Guvera held its creditors meeting and it’s not looking good

Troubled Australian music streaming service Guvera held its first creditors’ meeting in Sydney yesterday. It failed to deliver an expected rescue plan.

However administrator Neil Cussen of Deloitte Restructuring, at whose Parramatta offices the meeting was held, is expecting the deed of company arrangement (DoCA) to be resolved shortly.

“We remain in discussions with (Guvera) management on this and hope to receive something towards the end of next week,” Cussen said.

“We advised creditors that we are aware of a private placement memorandum that has been placed before Guvera Ltd shareholders and investors which seeks to raise around $10 million in the short term to support the DoCA proposal.”

A second meeting of creditors is scheduled for August 1.

The Gold Coast-based digital company is expected to deliver a plan on how to pay 60 ex-staffers and creditors of the two Guvera subsidiaries, which were put into administration by the parent company.

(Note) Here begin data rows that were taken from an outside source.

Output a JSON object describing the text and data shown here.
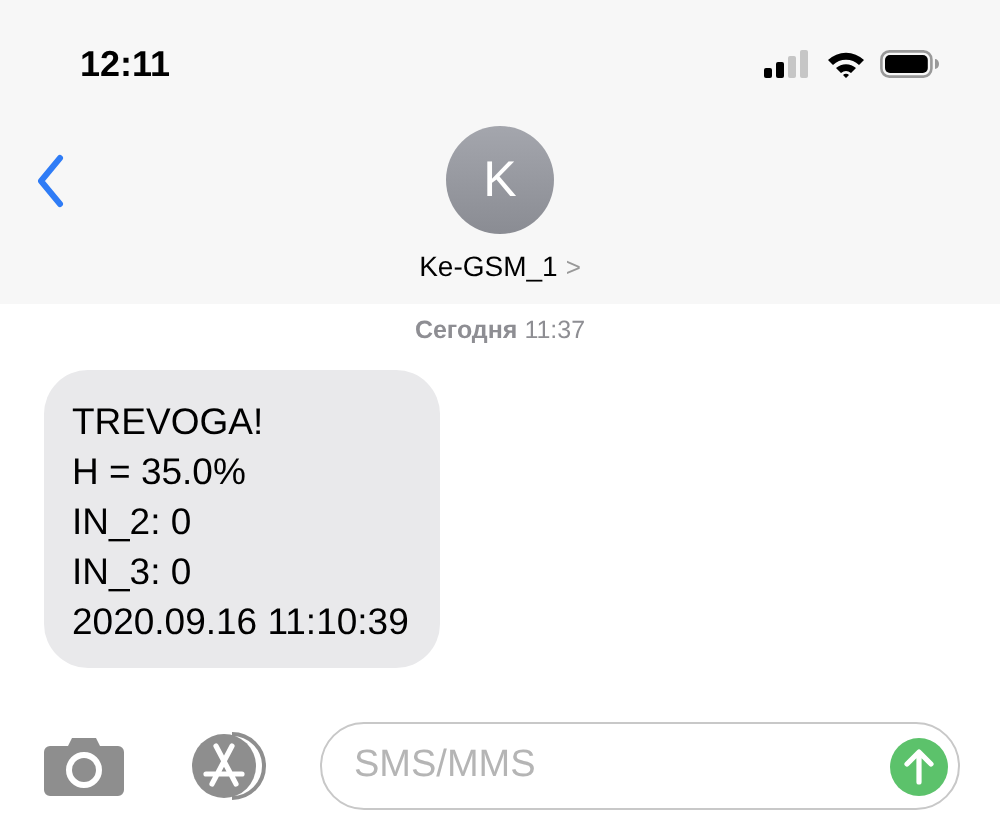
{
  "status_bar": {
    "time": "12:11"
  },
  "header": {
    "avatar_initial": "K",
    "contact_name": "Ke-GSM_1",
    "contact_chevron": ">"
  },
  "timestamp": "**Сегодня** 11:37",
  "messages": [
    {
      "kind": "incoming",
      "text": "TREVOGA!\nH = 35.0%\nIN_2: 0\nIN_3: 0\n2020.09.16 11:10:39"
    }
  ],
  "composer": {
    "placeholder": "SMS/MMS"
  }
}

The two owed a reported $15 million after ASX rejected a proposal for a $300 million Initial Public Offering valuing the group at over $1 billion.

Cussen said that his firm would then come up with a recommendation on the future of the subsidiaries, Guvera Australia and Guv Services.

Both Deloitte and Guvera are hoping not to see the subsidiaries go into liquidation, so that staff can access their entitlements and protect the company’s music licensing deals with labels and publishers.

The full total due to ex-staffers is not confirmed. But there are claims of $467,000 excluding superannuation and redundancies.

Former staffers at the meeting told Deloitte that they wanted a one-off lump sum than an extended repayment plan. “I just don’t have a great deal of confidence,” said one.

Guvera is already facing a £10 million (A$17.23 million) claim from 80 retrenched staff from its UK outfit Blinkbox after it was wound up in June 2015.